Economie

Venezuela: le président Maduro fait tout pour éviter le défaut de paiement

Le Venezuela est un pays qui est en pleine débâcle économique, essentiellement à cause de la chute des prix du pétrole, et aujourd’hui il négocie avec ses créanciers pour éviter le défaut de paiement.

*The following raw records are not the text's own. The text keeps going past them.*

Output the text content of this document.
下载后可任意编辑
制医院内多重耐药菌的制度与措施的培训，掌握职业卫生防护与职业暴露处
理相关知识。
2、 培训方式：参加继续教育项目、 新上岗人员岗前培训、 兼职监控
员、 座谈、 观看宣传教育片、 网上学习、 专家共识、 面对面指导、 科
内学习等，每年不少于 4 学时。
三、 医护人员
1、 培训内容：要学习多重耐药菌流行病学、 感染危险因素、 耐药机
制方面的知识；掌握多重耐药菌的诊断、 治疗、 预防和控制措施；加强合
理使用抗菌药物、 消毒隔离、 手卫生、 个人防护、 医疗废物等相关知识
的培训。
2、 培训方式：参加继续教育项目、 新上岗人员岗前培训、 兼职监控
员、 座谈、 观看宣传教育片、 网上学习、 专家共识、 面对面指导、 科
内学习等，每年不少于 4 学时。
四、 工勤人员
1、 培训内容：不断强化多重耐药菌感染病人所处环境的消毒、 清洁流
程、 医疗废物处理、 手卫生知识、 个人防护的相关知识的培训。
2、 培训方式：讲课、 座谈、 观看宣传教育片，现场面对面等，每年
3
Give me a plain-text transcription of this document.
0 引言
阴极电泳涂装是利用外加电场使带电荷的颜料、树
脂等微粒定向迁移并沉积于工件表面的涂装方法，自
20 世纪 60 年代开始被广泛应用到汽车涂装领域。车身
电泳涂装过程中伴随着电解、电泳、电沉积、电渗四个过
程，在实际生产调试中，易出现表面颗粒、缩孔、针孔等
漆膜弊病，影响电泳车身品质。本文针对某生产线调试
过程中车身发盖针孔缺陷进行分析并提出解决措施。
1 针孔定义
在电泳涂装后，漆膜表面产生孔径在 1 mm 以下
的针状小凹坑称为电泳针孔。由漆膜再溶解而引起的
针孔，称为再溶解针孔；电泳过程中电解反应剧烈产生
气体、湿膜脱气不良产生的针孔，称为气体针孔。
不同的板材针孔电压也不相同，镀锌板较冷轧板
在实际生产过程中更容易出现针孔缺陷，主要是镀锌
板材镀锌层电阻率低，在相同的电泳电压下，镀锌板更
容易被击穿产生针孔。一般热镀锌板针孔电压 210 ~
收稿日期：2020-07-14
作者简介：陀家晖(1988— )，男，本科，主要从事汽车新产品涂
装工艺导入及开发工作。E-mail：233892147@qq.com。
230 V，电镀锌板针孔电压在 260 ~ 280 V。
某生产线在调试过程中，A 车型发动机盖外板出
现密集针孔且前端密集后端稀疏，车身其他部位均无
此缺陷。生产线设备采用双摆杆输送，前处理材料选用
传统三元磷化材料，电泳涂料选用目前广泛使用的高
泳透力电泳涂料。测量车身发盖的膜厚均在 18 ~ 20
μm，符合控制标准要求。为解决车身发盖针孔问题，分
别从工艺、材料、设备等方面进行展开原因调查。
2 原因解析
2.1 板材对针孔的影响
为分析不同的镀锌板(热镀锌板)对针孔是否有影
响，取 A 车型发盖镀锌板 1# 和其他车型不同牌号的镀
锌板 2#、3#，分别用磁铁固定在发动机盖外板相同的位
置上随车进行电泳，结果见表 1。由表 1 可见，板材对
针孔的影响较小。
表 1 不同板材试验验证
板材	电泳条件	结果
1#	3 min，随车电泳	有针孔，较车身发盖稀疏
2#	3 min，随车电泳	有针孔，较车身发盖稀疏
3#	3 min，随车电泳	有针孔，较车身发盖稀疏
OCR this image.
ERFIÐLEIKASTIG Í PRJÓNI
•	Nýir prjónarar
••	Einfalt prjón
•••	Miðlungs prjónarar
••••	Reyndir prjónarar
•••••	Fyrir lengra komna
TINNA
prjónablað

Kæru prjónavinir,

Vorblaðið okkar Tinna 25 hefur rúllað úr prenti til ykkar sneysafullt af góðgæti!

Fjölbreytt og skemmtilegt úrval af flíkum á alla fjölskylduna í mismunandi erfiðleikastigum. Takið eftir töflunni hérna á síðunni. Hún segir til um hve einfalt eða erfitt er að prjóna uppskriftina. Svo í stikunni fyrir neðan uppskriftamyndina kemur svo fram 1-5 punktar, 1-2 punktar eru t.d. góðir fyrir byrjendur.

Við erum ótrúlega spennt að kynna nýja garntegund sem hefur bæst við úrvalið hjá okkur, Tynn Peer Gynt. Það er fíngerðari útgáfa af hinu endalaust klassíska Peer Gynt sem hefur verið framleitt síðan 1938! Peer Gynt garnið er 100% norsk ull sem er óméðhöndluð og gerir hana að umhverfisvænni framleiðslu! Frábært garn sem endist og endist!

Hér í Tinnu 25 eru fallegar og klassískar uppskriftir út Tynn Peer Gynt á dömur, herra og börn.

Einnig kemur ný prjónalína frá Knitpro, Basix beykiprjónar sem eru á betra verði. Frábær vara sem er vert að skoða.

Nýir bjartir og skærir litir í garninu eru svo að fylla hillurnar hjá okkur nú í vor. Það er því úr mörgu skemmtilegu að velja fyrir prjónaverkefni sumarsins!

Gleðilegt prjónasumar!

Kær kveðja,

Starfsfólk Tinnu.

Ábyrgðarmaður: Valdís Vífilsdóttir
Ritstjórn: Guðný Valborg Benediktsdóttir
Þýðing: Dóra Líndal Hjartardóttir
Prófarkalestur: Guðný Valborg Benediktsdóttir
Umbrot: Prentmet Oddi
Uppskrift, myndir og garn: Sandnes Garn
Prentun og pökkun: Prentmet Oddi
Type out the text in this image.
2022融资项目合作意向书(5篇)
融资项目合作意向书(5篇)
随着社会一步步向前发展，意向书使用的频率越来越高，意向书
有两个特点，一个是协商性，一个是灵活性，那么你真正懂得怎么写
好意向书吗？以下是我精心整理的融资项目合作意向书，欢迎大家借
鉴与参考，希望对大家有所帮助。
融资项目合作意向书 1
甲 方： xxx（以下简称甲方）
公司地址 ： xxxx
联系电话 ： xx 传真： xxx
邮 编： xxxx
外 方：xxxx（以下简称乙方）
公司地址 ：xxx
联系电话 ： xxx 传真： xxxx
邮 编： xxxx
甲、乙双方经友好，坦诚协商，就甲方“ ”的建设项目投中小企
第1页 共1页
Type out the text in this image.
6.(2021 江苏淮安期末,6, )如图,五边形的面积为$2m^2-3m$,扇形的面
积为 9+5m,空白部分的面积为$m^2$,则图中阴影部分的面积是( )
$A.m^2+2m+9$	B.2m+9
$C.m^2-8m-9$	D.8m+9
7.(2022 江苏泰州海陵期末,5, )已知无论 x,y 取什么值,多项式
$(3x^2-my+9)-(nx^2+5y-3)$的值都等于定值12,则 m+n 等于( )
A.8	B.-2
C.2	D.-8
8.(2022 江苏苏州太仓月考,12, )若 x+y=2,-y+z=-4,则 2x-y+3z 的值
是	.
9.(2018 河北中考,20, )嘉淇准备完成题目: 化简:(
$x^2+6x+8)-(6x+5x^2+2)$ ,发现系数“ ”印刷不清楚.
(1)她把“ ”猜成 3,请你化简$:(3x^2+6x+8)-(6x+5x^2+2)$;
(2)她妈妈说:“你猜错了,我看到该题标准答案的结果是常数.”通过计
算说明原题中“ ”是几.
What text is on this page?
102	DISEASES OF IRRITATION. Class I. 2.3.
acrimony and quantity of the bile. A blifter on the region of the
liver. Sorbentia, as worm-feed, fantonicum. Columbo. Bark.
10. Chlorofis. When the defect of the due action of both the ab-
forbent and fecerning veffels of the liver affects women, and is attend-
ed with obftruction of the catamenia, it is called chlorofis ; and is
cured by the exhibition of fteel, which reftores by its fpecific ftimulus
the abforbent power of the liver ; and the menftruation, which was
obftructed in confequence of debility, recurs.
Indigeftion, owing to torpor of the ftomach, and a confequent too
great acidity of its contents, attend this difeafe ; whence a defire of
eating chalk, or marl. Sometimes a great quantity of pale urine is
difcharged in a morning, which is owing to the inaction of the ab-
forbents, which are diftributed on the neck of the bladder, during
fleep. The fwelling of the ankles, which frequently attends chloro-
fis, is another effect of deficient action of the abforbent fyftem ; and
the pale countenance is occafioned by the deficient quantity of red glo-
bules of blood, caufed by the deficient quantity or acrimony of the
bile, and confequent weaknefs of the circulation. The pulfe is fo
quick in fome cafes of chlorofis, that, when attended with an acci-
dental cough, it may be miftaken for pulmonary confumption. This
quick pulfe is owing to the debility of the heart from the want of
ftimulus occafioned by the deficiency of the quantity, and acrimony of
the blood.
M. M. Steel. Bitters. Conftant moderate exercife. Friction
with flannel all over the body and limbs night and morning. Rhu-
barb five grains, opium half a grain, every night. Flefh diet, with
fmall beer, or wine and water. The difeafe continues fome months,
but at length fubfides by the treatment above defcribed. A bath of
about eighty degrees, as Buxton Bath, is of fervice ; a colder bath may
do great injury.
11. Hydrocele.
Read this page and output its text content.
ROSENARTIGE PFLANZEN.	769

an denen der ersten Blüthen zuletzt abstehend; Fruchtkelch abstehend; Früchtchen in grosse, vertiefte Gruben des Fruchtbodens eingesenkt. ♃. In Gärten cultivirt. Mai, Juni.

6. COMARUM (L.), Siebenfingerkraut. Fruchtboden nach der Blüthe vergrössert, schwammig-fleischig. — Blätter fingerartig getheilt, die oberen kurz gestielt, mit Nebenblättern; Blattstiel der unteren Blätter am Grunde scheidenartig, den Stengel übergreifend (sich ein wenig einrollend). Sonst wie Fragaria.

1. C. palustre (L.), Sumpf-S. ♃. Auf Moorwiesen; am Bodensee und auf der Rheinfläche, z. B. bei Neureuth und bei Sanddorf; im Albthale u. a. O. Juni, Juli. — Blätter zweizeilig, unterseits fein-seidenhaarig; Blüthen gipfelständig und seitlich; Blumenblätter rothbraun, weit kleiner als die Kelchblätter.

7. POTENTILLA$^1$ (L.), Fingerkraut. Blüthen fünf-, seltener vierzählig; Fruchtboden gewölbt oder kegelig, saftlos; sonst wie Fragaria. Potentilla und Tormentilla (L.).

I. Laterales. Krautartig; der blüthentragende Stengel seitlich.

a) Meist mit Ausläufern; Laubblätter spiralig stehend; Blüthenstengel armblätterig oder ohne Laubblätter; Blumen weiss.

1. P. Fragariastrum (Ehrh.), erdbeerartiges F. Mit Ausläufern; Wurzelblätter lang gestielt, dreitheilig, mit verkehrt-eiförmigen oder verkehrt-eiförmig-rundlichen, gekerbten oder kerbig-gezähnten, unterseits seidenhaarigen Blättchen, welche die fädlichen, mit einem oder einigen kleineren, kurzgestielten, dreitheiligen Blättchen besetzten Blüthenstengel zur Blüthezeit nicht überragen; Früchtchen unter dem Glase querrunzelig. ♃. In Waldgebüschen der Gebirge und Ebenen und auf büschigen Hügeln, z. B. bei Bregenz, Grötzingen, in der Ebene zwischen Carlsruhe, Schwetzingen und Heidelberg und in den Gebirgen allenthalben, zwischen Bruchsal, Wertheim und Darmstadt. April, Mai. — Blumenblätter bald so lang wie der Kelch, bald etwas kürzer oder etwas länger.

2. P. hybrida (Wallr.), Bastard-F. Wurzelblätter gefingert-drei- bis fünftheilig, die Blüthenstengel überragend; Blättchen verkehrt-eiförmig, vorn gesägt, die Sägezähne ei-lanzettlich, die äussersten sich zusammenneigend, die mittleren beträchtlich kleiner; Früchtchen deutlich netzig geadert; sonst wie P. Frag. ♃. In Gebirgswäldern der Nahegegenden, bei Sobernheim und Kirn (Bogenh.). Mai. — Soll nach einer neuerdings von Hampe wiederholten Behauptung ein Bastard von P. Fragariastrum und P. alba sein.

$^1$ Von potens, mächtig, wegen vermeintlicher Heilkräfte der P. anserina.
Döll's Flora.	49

Plusieurs centaines de créanciers internationaux ont participé lundi à une réunion à Caracas, la capitale, pour discuter de la dette du Venezuela et aussi de sa compagnie pétrolière, PDVSA. La réunion a été bouclée en moins d’une demi-heure: pas d’accord avec les créanciers, juste la promesse de se revoir. Mais pour le gouvernement du Venezuela c’est « un succès retentissant ». Pour éviter le défaut de paiement, le Venezuela souhaite restructurer la totalité de sa dette extérieure, 150 milliards de dollars. Car avec des réserves en devise de l’ordre de 10 milliards de dollars à peine, le pays est au bord du défaut de paiement.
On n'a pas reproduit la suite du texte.